Saturday, February 19, 2011

OCR Media Studies G322 Evaluation



Q.1 In what ways does your media product use, develop or challenge forms and conventions of real media products?



Rock music is a genre of popular music that developed in the 1960s from 1950s rock and roll , rockabilly, blues, and country music. The sound of rock often revolves around the electric guitar or acoustic guitar, and it uses a strong back beat laid down by a rhythm section of electric bass guitar, drums, and keyboard instruments such as organ, piano, or, since the 1970s, analog synthesizers and digital ones and computers since the 1990s. Along with the guitar or keyboards, saxophone and blues-style harmonica are used as soloing instruments. In its "purest form," it "has three chords, a strong, insistent back beat, and a catchy melody."
In the late 1960s and early 1970s, rock music branched out into different subgenres, ranging from blues rock and jazz-rock fusion to heavy metal and punk rock, as well as the more classical influenced genre of progressive rock and several types of experimental rock genres. 
The massive popularity and worldwide scope of rock music resulted in a powerful impact on society. Rock and roll influenced daily life, fashion, attitudes and language in a way few other social developments have equalled. As the original generations of rock and roll fans matured, the music became an accepted and deeply interwoven thread in popular culture. Beginning in the early 1970s, rock songs and acts began to be used in a few television commercials; within a decade this practice became widespread. Starting in the 1980s rock music was often featured in film and television program soundtracks.
The rock and roll lifestyle was popularly associated with sex and drugs. Many of rock and roll's early stars (as well as their jazz and blues counterparts) were known as hard-drinking, hard-living characters. During the 1960s the lifestyles of many stars became more publicly known, aided by the growth of the underground rock press. Musicians had always attracted attention of "groupies" (girls who followed musicians) who spent time with and often did sexual favors for band members.




(Wikipedia)



After spending enough time on research and planning, I decided to focus on the "Sex, drugs and Rock n' Roll" convention of rock music. 
Here is my final media product: Front cover of a music magazine. 
Genre: Rock

This magazine cover, in particular, is very similar to my media product. It features Ville Valo, who is holding a cigarette, emphasizing on drug and cigarette usage of those associated with this particular genre of music. The color combination is very subtle and gloomy and restricted to only 3 or 4 colors namely black, grey, white and red. So, while constructing my magazine cover, I kept this combination in my mind.

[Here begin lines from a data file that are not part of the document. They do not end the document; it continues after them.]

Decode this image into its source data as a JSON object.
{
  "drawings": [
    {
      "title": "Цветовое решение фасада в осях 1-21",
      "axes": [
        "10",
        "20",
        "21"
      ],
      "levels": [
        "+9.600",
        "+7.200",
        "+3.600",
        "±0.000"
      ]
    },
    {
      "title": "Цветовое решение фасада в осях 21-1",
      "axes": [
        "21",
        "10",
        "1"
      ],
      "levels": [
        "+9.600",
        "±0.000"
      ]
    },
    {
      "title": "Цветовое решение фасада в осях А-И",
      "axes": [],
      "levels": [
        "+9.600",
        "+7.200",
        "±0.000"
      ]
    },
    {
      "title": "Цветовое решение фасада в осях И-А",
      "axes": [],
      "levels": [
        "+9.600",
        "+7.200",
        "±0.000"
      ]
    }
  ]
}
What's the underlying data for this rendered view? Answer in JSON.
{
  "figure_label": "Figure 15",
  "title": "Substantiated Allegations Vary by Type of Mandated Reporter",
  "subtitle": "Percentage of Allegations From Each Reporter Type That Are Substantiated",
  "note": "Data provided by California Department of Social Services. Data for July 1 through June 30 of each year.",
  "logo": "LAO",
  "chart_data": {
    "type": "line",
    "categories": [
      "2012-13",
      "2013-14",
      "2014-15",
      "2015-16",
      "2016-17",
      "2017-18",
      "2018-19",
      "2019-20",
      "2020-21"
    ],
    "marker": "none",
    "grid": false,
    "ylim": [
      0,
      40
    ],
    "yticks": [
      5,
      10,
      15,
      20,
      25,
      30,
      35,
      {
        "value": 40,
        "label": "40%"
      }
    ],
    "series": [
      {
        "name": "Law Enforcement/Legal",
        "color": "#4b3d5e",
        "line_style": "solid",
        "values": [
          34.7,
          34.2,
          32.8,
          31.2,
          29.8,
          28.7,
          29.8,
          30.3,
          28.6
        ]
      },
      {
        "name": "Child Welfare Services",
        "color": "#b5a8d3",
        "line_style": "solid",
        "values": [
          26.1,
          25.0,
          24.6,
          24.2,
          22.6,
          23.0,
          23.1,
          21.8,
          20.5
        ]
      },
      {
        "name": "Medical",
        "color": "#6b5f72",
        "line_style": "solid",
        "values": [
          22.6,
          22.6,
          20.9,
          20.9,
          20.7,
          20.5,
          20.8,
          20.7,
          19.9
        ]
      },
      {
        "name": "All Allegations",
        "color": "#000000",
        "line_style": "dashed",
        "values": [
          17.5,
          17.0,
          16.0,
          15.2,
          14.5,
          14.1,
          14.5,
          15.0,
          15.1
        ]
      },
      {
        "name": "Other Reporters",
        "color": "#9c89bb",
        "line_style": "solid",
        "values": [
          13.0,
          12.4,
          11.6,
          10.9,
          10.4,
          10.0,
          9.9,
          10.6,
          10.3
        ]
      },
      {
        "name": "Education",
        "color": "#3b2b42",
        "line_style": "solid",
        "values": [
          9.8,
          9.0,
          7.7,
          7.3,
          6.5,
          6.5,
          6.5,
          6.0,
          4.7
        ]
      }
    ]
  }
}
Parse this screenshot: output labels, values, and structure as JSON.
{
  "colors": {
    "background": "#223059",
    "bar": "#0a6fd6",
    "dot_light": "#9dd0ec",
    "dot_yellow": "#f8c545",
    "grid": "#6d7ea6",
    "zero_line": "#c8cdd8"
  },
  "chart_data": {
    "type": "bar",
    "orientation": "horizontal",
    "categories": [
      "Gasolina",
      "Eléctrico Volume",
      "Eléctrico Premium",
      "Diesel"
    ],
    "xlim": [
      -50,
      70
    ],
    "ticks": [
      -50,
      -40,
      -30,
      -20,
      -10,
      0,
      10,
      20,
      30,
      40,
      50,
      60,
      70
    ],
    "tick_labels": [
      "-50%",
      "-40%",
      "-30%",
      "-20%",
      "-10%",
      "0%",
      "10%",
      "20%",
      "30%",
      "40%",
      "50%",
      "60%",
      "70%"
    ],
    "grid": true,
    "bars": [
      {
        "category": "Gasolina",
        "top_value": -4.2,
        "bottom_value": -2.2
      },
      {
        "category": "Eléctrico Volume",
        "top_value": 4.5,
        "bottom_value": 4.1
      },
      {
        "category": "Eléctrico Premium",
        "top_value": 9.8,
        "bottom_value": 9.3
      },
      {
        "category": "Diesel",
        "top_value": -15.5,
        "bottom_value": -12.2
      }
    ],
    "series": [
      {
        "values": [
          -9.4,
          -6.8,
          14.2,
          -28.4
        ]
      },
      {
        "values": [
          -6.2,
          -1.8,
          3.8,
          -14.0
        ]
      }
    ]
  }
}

Convention: Sign of the horns

The sign of the horns is a hand gesture with a variety of meanings and uses in various cultures. It is formed by extending the index and little fingers while holding the middle and ring fingers down with the thumb.
It also has a variety of meanings in heavy metal subcultures, where it is known by a variety of terms, most commonly maloik, devil sign, devil horns, Leviathan Horns or metal horns, among others.
Ronnie James Dio was known for popularizing the sign of the horns in heavy metal. His Italian grandmother used it to ward off the evil eye (which is known as malocchio). Dio began using the sign soon after joining (1979) the metal band Black Sabbath. The previous singer in the band,Ozzy Osbourne, was rather well known at using the "peace" sign at concerts, raising the index and middle finger in the form of a V. Dio, in an attempt to connect with the fans, wanted to similarly use a hand gesture. However, not wanting to copy Osbourne, he chose to use the sign his grandmother always made. The horns became famous in metal concerts very soon after Black Sabbath's first tour with Dio. The sign would later be appropriated by heavy metal fans under the name "maloik", a corruption of the original malocchio.
Terry "Geezer" Butler of Black Sabbath can be seen "raising the horns" in a photograph taken in 1971. This would indicate that the "horns" and their association with metal occurred much earlier than either Gene Simmons or Ronnie James Dio suggests. The photograph is included in the CD booklet of the Symptom of the Universe: The Original Black Sabbath 1970–1978 compilation album.

Hence, the use of "Sign of the horns" on my media product implies that the product focuses on Rock and Metal music.